To be sure, Wall Street had low expectations heading into the quarter, which is expected to be the third consecutive quarter of negative earnings growth for S&P 500 index companies. So companies’ earnings beats are “a little like dunking on an 8-foot hoop,” said Jason Krupa, vice president of asset management at Lenox Advisors, during a phone interview with MarketWatch.

In aggregate, S&P 500 companies are beating Wall Street’s earnings expectations by 7.1% so far, according to the latest data from Refinitiv. That’s compared with a the long-term average of 4.1%.

In other central banking news, the European Central Bank followed the Fed with an interest-rate hike of its own.

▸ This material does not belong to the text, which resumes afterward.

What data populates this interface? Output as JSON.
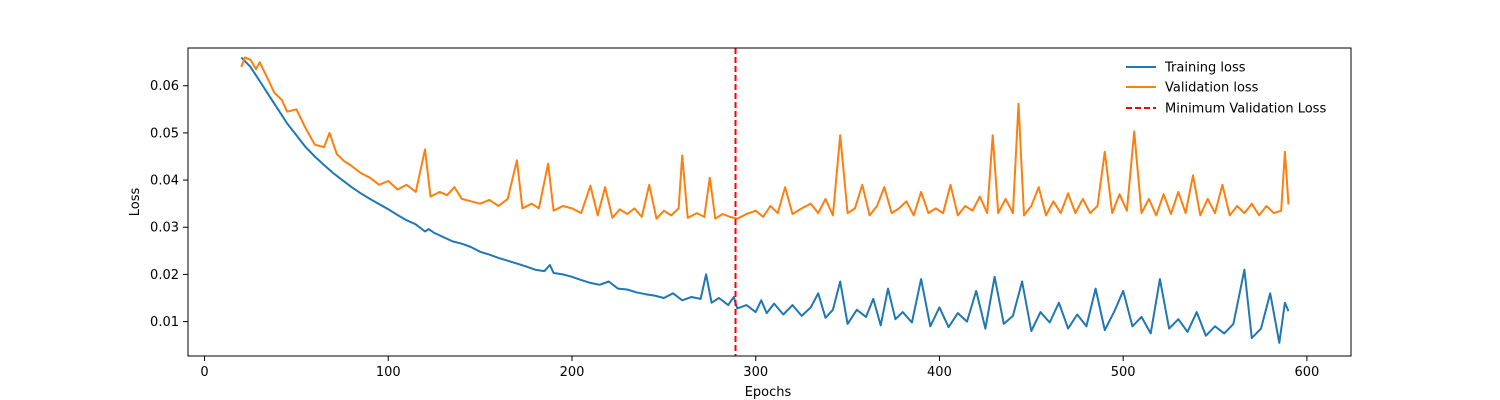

It raised its deposit rate by 25 basis points, or a quarter of a percentage point, to 3.75%.

Companies in focus

  • Meta Platforms Inc. stock META, +4.40% rose 5.7% on Thursday after the Facebook and Instagram parent handily beat Wall Street expectations for its second quarter and ad revenue jumped.
  • Chipotle Mexican Grill Inc. CMG, -9.81% tumbled 9.8% after the fast-casual restaurant chain said inflation hit some of its most popular menu items.
  • Mattel Inc. MAT, -0.38% late on Wednesday reported second-quarter results that beat estimates, but the toy maker held to its full-year outlook as the “Barbie” movie’s blowout debut weekend clashed with continued muted demand for toys. Shares fell 0.4% on Thursday.
  • eBay Inc. EBAY, -10.53% dipped 10.5% after the e-commerce site’s earnings outlook came in lower than expected.
  • Southwest Airlines LUV, -8.94% tumbled 8.9% after the airline said its revenue has not yet recovered to prepandemic levels and it’s adjusting its 2024 flight schedule to reflect changes to customer patterns.